“We’ll put you on Buster Brown. He’ll dump you.”
I’ll never forget those words that greeted me many years ago. I had just started work as an assistant to a then-famous A-circuit hunter and jumper trainer. His barn manager, Patty, seemed determined to tarnish my crown as a respected show rider. I’m sure she viewed me as yet another hunt seat princess who looked pretty on a horse but lacked any true ability to actually ride.
And thus I climbed on the back of Buster Brown, a 17-hand bay gelding with a notorious reputation for sliding to a stop in front of a jump. His refusals lacked any predictability, and therein lay the propensity to toss an unsuspecting rider head first into the ground like a lawn dart.
I slid my feet into the stirrup irons and started hacking Buster around the arena. When it came time to jump, I made certain I rode assertively to a definite take-off spot. When Buster’s front feet hit the mark, I closed my legs against his sides and waited for him to rock back on his haunches to leave the ground before making any attempt to break over at my hip. I wasn’t about to commit the horrible sin of jumping ahead of my horse, particularly not aboard the undependable Buster.
Fortunately for me—and less so for the sour-faced Patty—Buster Brown didn’t stop once with me. In fact, I grew to enjoy riding him. The next summer I competed him at several rated shows, winning ribbons in the green hunter division, until he was sold for a handsome price.
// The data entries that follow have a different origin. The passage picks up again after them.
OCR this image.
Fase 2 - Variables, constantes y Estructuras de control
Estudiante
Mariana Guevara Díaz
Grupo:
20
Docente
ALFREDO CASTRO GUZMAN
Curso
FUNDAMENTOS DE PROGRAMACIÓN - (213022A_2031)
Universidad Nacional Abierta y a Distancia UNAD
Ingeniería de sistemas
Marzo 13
But don’t think my success with Buster Brown was due to any kind of mythical talent I possessed. No, I learned how to ride naughty, devious and untrustworthy horses the hard way: through experience.
When I was a teenager and young adult I had an insatiable desire to ride yet lacked the money to buy a finished show horse. Those circumstances led to me owning a succession of cheap ex-race horses and castaway rogues that no one else wanted to ride. In exchange for lessons and training, my instructors had me ride the evil-doers in their barn. It’s impossible to recollect how many times I was flung from saddle to earth during those years. Yet certain commandments were seared into my brain: Do not change your mind at the base of a jump. Do not ride a poor approach to an oxer. Thou shalt not jump ahead of thy horse.
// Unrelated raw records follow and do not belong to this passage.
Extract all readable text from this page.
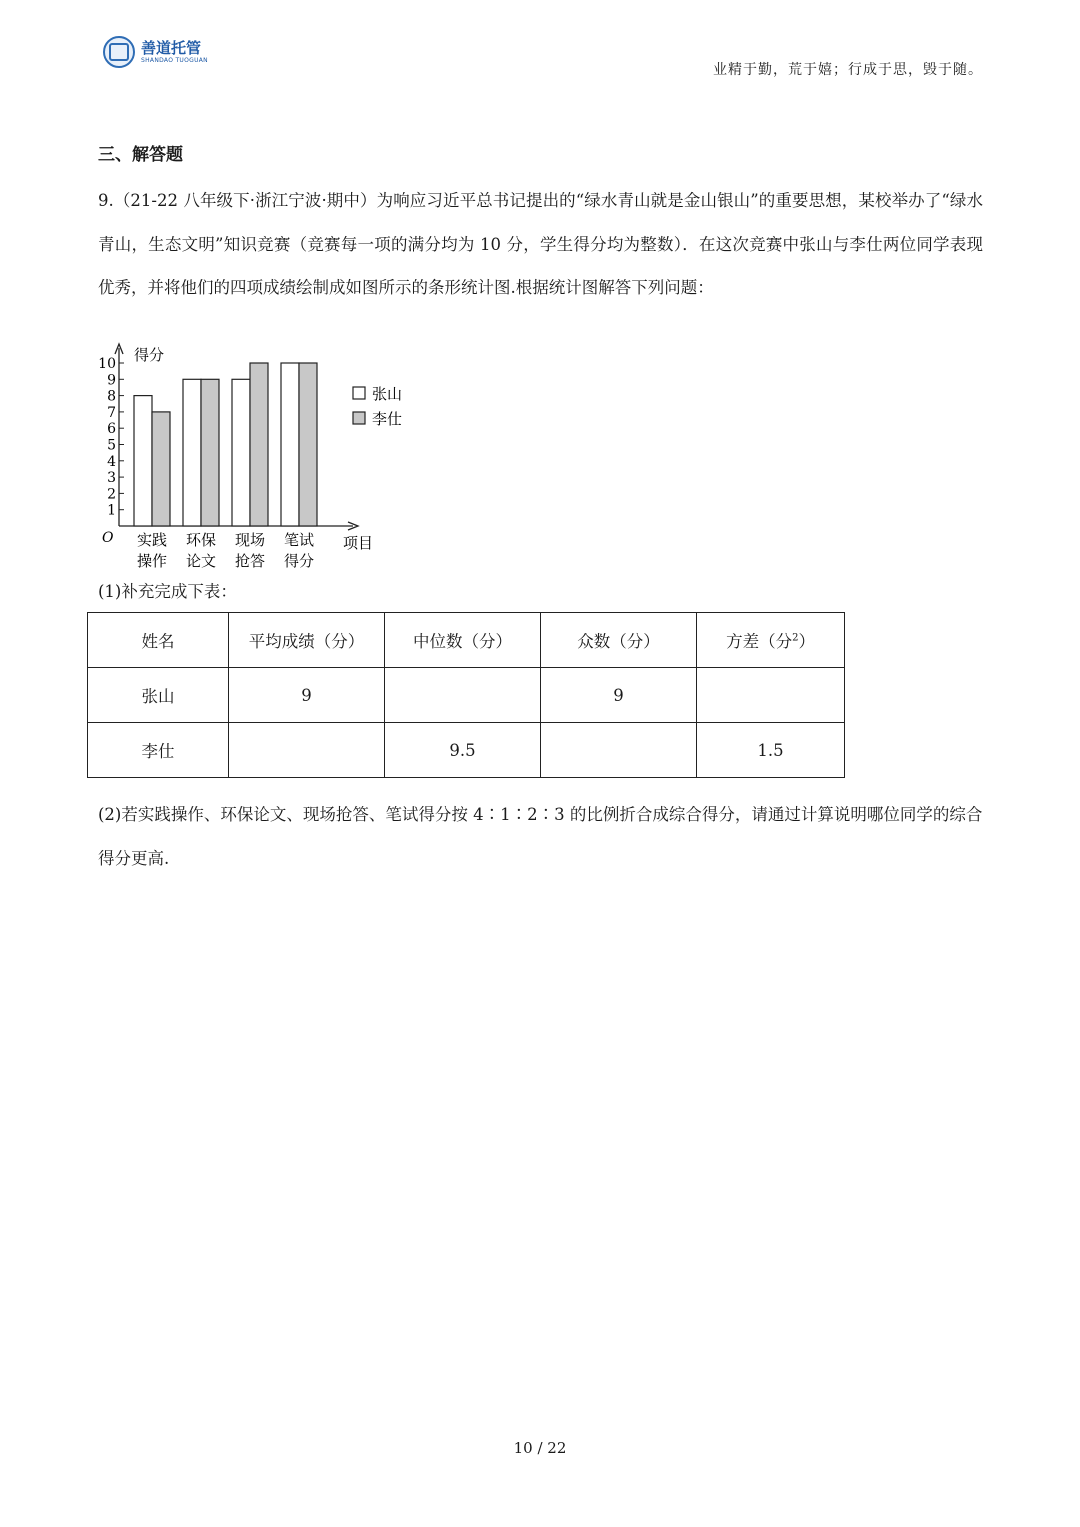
善道托管
SHANDAO TUOGUAN
业精于勤，荒于嬉；行成于思，毁于随。
三、解答题
9.（21-22 八年级下·浙江宁波·期中）为响应习近平总书记提出的“绿水青山就是金山银山”的重要思想，某校举办了“绿水青山，生态文明”知识竞赛（竞赛每一项的满分均为 10 分，学生得分均为整数）．在这次竞赛中张山与李仕两位同学表现优秀，并将他们的四项成绩绘制成如图所示的条形统计图.根据统计图解答下列问题：
得分
项目
O
1
2
3
4
5
6
7
8
9
10
实践
操作
环保
论文
现场
抢答
笔试
得分
张山
李仕
(1)补充完成下表：
姓名	平均成绩（分）	中位数（分）	众数（分）	方差（分$^2$）
张山	9		9	
李仕		9.5		1.5
(2)若实践操作、环保论文、现场抢答、笔试得分按 4∶1∶2∶3 的比例折合成综合得分，请通过计算说明哪位同学的综合得分更高.
10 / 22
Unlike my barn buddies, whose wealthy parents made certain they were mounted on impeccably trained solid citizens, I was comfortable being a cowgirl in an English saddle. At shows, my friends vied for blue ribbons and championships. My goal? Get my rebels and rejects around a 3’6” course without a refusal.
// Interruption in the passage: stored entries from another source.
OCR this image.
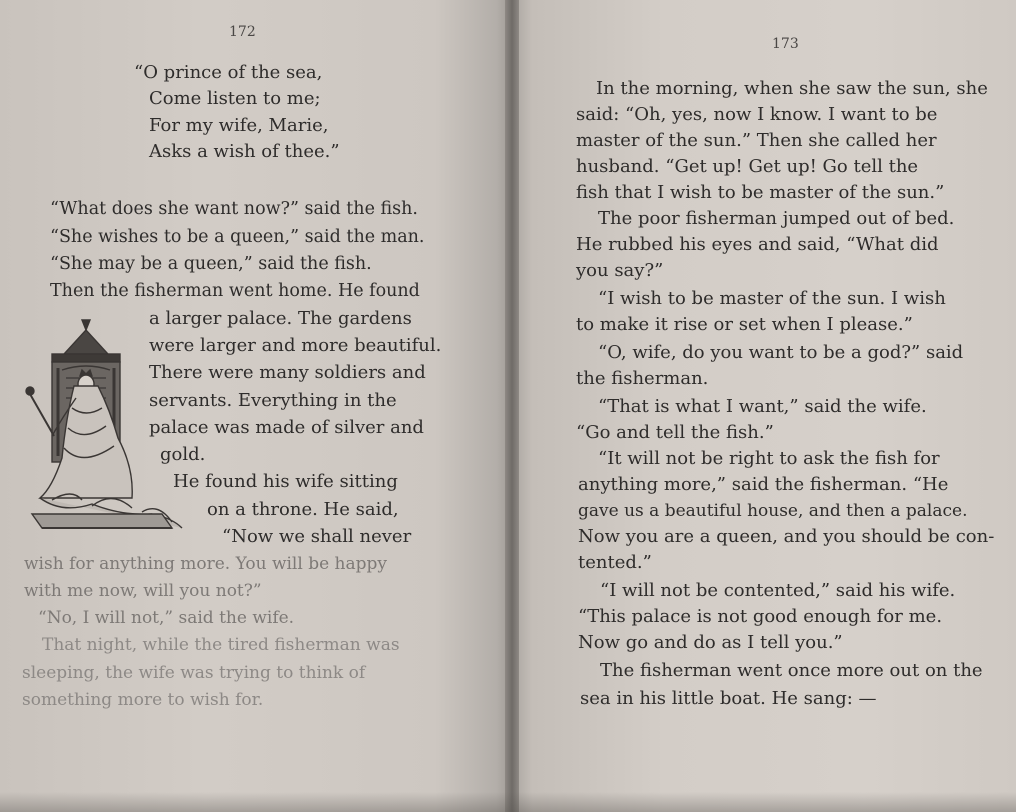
172
“O prince of the sea,
Come listen to me;
For my wife, Marie,
Asks a wish of thee.”
“What does she want now?” said the fish.
“She wishes to be a queen,” said the man.
“She may be a queen,” said the fish.
Then the fisherman went home. He found
a larger palace. The gardens
were larger and more beautiful.
There were many soldiers and
servants. Everything in the
palace was made of silver and
gold.
He found his wife sitting
on a throne. He said,
“Now we shall never
wish for anything more. You will be happy
with me now, will you not?”
“No, I will not,” said the wife.
That night, while the tired fisherman was
sleeping, the wife was trying to think of
something more to wish for.
173
In the morning, when she saw the sun, she
said: “Oh, yes, now I know. I want to be
master of the sun.” Then she called her
husband. “Get up! Get up! Go tell the
fish that I wish to be master of the sun.”
The poor fisherman jumped out of bed.
He rubbed his eyes and said, “What did
you say?”
“I wish to be master of the sun. I wish
to make it rise or set when I please.”
“O, wife, do you want to be a god?” said
the fisherman.
“That is what I want,” said the wife.
“Go and tell the fish.”
“It will not be right to ask the fish for
anything more,” said the fisherman. “He
gave us a beautiful house, and then a palace.
Now you are a queen, and you should be con-
tented.”
“I will not be contented,” said his wife.
“This palace is not good enough for me.
Now go and do as I tell you.”
The fisherman went once more out on the
sea in his little boat. He sang: —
Though I suffered numerous bruises and concussions, and produced several dramatic performances in the show ring, I can honestly say that the tough horses I rode made me a better horsewoman than most of my peers who enjoyed the easier route. By combining challenging horses with structured, “let’s figure out how to fix this” sessions with knowledgeable mentors, I gained priceless insight into the art of horsemanship. Ultimately, I learned the most important lesson: Quite often, the toughest horses turn out to be our best teachers.